In the case where the daily snow is 0.2499999999999999 would it make sense to enter this branch or skip it?

KevinShook commented 3 years ago

I think we should be entering it

jhs507 commented 3 years ago

Alright, That is currently what my "fix" code is doing. However we will need to move this new style of comparison back to the borland code if we want to continue to compare the two versions.

KevinShook commented 3 years ago

Agreed. However, we can test the results against the old version to see if it improves things.

jhs507 commented 3 years ago

I did do such a test it seems that by adding a tolerance to all the comparisons in the albedo module that we moved towards closer to the borland in terms of results but I have indications that there are steps where we are moving in the opposite direction. The net effect seems to be getting closer to the borland results but there are still some places I am worried that we are "over correcting"

albedo with comparison tolerance.zip

KevinShook commented 3 years ago

Oof. Ok, thanks. This module looks to be a real pain.

jhs507 commented 3 years ago

I don't think there is a way to get a perfect match to the borland code without accounting for these floating point differences in the borland code as well. I am going to try a few different tolerances though to see if I can get closer without that.
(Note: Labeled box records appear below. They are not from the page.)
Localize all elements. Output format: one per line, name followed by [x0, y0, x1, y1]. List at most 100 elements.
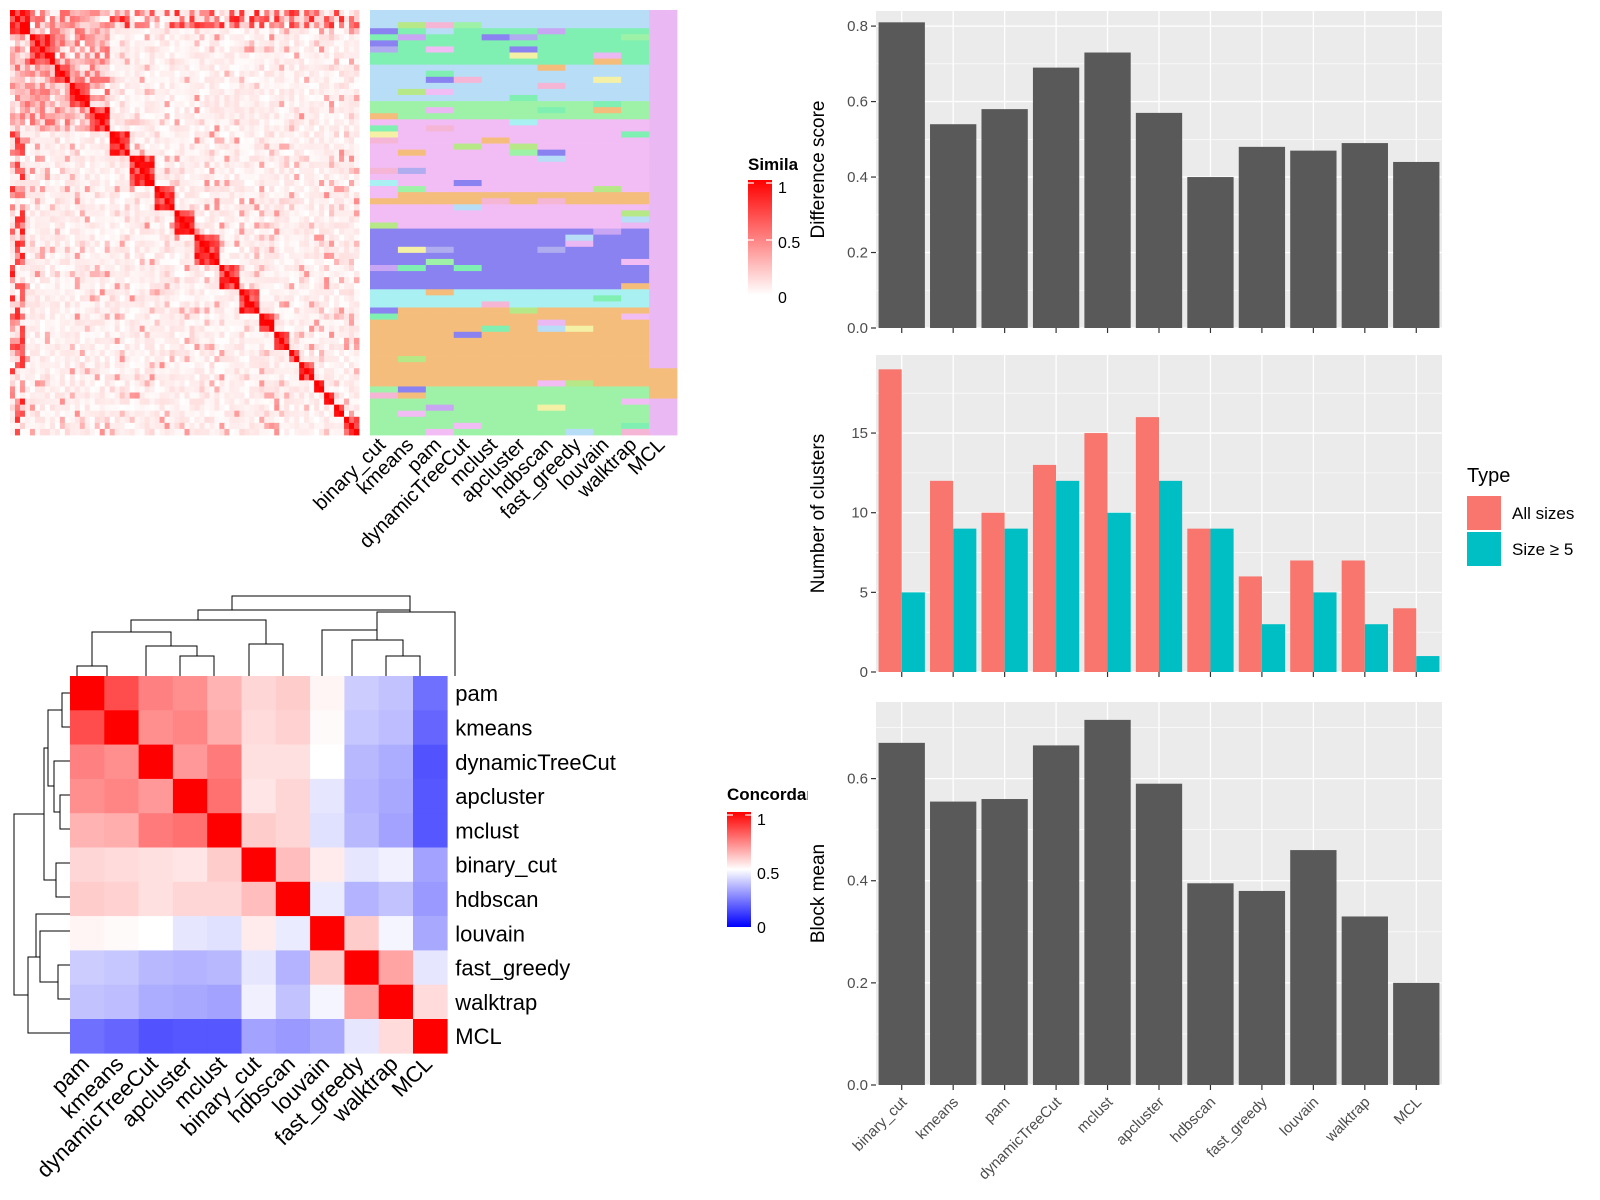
similarity-cell	[314, 22, 320, 29]
similarity-cell	[229, 161, 235, 169]
similarity-cell	[254, 362, 260, 369]
similarity-cell	[284, 246, 290, 254]
similarity-cell	[139, 313, 146, 321]
similarity-cell	[39, 76, 46, 84]
similarity-cell	[229, 301, 235, 308]
similarity-cell	[119, 76, 126, 84]
similarity-cell	[304, 319, 310, 327]
similarity-cell	[174, 222, 180, 229]
similarity-cell	[149, 240, 155, 248]
similarity-cell	[259, 258, 265, 266]
similarity-cell	[54, 386, 61, 393]
similarity-cell	[44, 210, 51, 217]
similarity-cell	[214, 34, 220, 41]
similarity-cell	[269, 34, 275, 41]
similarity-cell	[269, 319, 275, 327]
similarity-cell	[234, 46, 240, 53]
similarity-cell	[199, 40, 205, 47]
similarity-cell	[19, 228, 26, 236]
similarity-cell	[224, 192, 230, 199]
similarity-cell	[299, 52, 305, 59]
similarity-cell	[324, 10, 330, 17]
similarity-cell	[34, 16, 41, 23]
similarity-cell	[59, 222, 66, 229]
similarity-cell	[264, 22, 270, 29]
similarity-cell	[334, 368, 340, 375]
similarity-cell	[104, 198, 111, 205]
similarity-cell	[214, 186, 220, 193]
similarity-cell	[219, 186, 225, 193]
similarity-cell	[234, 204, 240, 211]
similarity-cell	[224, 167, 230, 175]
similarity-cell	[94, 161, 101, 169]
similarity-cell	[164, 82, 170, 90]
similarity-cell	[189, 222, 195, 229]
similarity-cell	[329, 343, 335, 351]
similarity-cell	[144, 46, 150, 53]
similarity-cell	[334, 34, 340, 41]
similarity-cell	[154, 301, 160, 308]
similarity-cell	[14, 307, 21, 314]
similarity-cell	[24, 265, 31, 272]
similarity-cell	[84, 374, 91, 381]
similarity-cell	[144, 283, 150, 290]
similarity-cell	[144, 325, 150, 333]
similarity-cell	[79, 192, 86, 199]
similarity-cell	[274, 428, 280, 436]
similarity-cell	[169, 265, 175, 272]
similarity-cell	[204, 271, 210, 278]
similarity-cell	[124, 10, 131, 17]
similarity-cell	[289, 240, 295, 248]
similarity-cell	[34, 10, 41, 17]
similarity-cell	[114, 343, 121, 351]
similarity-cell	[154, 362, 160, 369]
similarity-cell	[164, 22, 170, 29]
similarity-cell	[64, 70, 71, 78]
similarity-cell	[299, 119, 305, 126]
similarity-cell	[319, 10, 325, 17]
similarity-cell	[129, 240, 136, 248]
similarity-cell	[294, 392, 300, 399]
similarity-cell	[344, 410, 350, 418]
similarity-cell	[284, 137, 290, 144]
similarity-cell	[209, 283, 215, 290]
similarity-cell	[159, 368, 165, 375]
similarity-cell	[159, 131, 165, 138]
similarity-cell	[249, 252, 255, 260]
similarity-cell	[264, 64, 270, 72]
similarity-cell	[279, 386, 285, 393]
similarity-cell	[269, 222, 275, 229]
similarity-cell	[129, 252, 136, 260]
similarity-cell	[64, 149, 71, 157]
similarity-cell	[284, 392, 290, 399]
similarity-cell	[59, 198, 66, 205]
similarity-cell	[159, 289, 165, 296]
similarity-cell	[54, 337, 61, 345]
similarity-cell	[209, 70, 215, 78]
similarity-cell	[109, 113, 116, 120]
similarity-cell	[104, 301, 111, 308]
similarity-cell	[99, 22, 106, 29]
similarity-cell	[194, 173, 200, 181]
similarity-cell	[219, 58, 225, 66]
class-cell	[370, 155, 399, 163]
similarity-cell	[119, 10, 126, 17]
similarity-cell	[279, 258, 285, 266]
similarity-cell	[24, 283, 31, 290]
similarity-cell	[194, 386, 200, 393]
similarity-cell	[44, 113, 51, 120]
similarity-cell	[29, 380, 36, 387]
similarity-cell	[39, 398, 46, 406]
similarity-cell	[84, 113, 91, 120]
similarity-cell	[229, 88, 235, 96]
similarity-cell	[289, 301, 295, 308]
similarity-cell	[209, 137, 215, 144]
similarity-cell	[254, 228, 260, 236]
similarity-cell	[289, 40, 295, 47]
similarity-cell	[219, 52, 225, 59]
similarity-cell	[289, 246, 295, 254]
similarity-cell	[224, 113, 230, 120]
similarity-cell	[239, 416, 245, 424]
similarity-cell	[79, 204, 86, 211]
similarity-cell	[29, 107, 36, 114]
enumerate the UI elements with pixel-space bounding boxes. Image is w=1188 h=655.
KevinShook commented 3 years ago

Thanks. It looks like there are a lot of these tests in this module

KevinShook commented 3 years ago

Since you are creating a new branch, it would be great to use epsilon for all of the floating-point tests in Classalbedo. This code is critical because of the positive feedback it sets up. If the albedo is too low, then snowmelt is increased, which then further decreases the albedo. Could we try doing this? Thanks

jhs507 commented 3 years ago

That is what I did above, the data I posted is what happens when we place a comparison with tolerance in every floating point comparison in the albedo module.